Das Dossier muss folgende Bestandteile umfassen:

Antragsschreiben

Im unterzeichneten Antragsschreiben werden die folgenden Informationen geliefert:

  • Identität

Ist die Person, die eine Anlage in Betrieb nehmen möchte, eine natürliche Person, sind Name, Vorname, Wohnort, SIRET-Nummer und APE-Code anzugeben. Handelt es sich um eine juristische Person, bitte folgendes angeben: Firmenbezeichnung oder Firmenname, Rechtsform, Adresse des Firmensitzes, Name, Vorname und Funktion des Unterzeichners des Antrags sowie SIRET- und APE-Code der Anlage. Auf alle Fälle sind Name und Telefonnummer des zuständigen Ansprechpartners in dieser Angelegenheit anzugeben.

  • Standortbestimmung der Anlage

Erforderlich sind präzise Angaben zum Standort, auf dem die Anlage errichtet wird (vor allem eine Präzisierung des Departements, der Gemeinde, des Flurnamens, der detaillierten Adresse in den Siedlungen, Katasternummer der Parzelle aus dem Grundbuch bei einer Lage außerhalb von Siedlungsgebiet).

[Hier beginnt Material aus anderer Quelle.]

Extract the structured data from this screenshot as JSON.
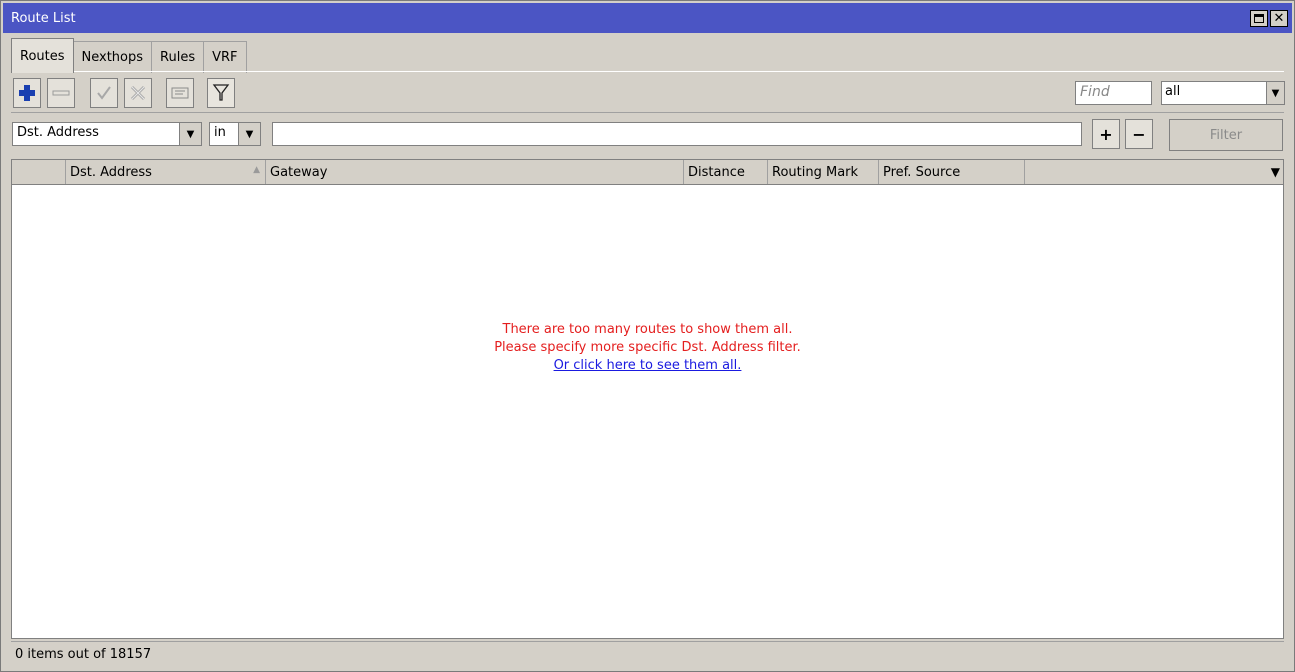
{
  "window": {
    "title": "Route List"
  },
  "tabs": [
    {
      "label": "Routes",
      "active": true
    },
    {
      "label": "Nexthops",
      "active": false
    },
    {
      "label": "Rules",
      "active": false
    },
    {
      "label": "VRF",
      "active": false
    }
  ],
  "toolbar": {
    "add_icon": "plus-icon",
    "remove_icon": "minus-icon",
    "enable_icon": "check-icon",
    "disable_icon": "x-icon",
    "comment_icon": "comment-icon",
    "filter_icon": "funnel-icon",
    "find_placeholder": "Find",
    "scope_value": "all"
  },
  "filter": {
    "field_value": "Dst. Address",
    "operator_value": "in",
    "value": "",
    "add_label": "+",
    "remove_label": "−",
    "filter_button_label": "Filter"
  },
  "table": {
    "columns": [
      {
        "key": "flags",
        "label": ""
      },
      {
        "key": "dst",
        "label": "Dst. Address",
        "sorted": "asc"
      },
      {
        "key": "gateway",
        "label": "Gateway"
      },
      {
        "key": "distance",
        "label": "Distance"
      },
      {
        "key": "routing_mark",
        "label": "Routing Mark"
      },
      {
        "key": "pref_source",
        "label": "Pref. Source"
      }
    ],
    "rows": [],
    "message_line1": "There are too many routes to show them all.",
    "message_line2": "Please specify more specific Dst. Address filter.",
    "message_link": "Or click here to see them all."
  },
  "status": {
    "text": "0 items out of 18157"
  },
  "colors": {
    "titlebar": "#4b55c4",
    "warning_text": "#e41e1e",
    "link_text": "#1a1ae0",
    "add_icon": "#1a3fb0"
  }
}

  • Art und Volumen der Aktivitäten

Anzugeben sind alle nützlichen detaillierten Angaben über die Art der Aktivitäten, die man dort auszuüben vorschlägt, sowie Auskünfte über deren Volumen in punkto maximaler Produktionskapazität. Präzise Angaben dazu oder über die Rubriken der Nomenklatur für überwachungsbedürftige Anlagen, unter die die Anlage fällt.

  • Produktionsverfahren

Für eine optimale Beurteilung eventueller Gefahren und Belastungen durch die Anlage müssen alle notwendigen Auskünfte über die Produktionsverfahren, die in diesem Verfahren hauptsächlich und sekundär (z. B. zur Wartung) verwendeten Materialien und über hergestellte Produkte geliefert werden. Ist der Betreiber der Einschätzung, dass einige Informationen über Produktionsverfahren und verwendete Materialien nicht verbreitet werden sollen, da diese Verbreitung zu einer Veröffentlichung von Produktionsgeheimnissen führen würde, so müssen diese per separater Post in einfacher Ausfertigung vorgelegt werden. Allein die Inspektoren der Inspektion für überwachungsbedürftige Anlagen, die durch gerichtlichen Schwur an ihren Amtseid gebunden sind, haben dann Zugang zu diesen Unterlagen.

  • Technische und finanzielle Kapazitäten

Es ist Aufgabe des Betreibers, alle nützlichen Informationen für eine Beurteilung seiner technischen und finanziellen Kapazität bereitzustellen, die einen ordnungsgemäßen Betrieb der Anlage ermöglicht.

  • Administrative Situation des betroffenen Betriebs

Eventuell auch Angabe von anderen überwachungsbedürftigen Anlagen des gleichen Betriebs, für die bereits Genehmigungserlasse ergangen sind oder die regelmäßig der Präfektur gemeldet werden (Präziseren Sie das Datum der Erlasse oder Meldeempfangsbescheinigungen).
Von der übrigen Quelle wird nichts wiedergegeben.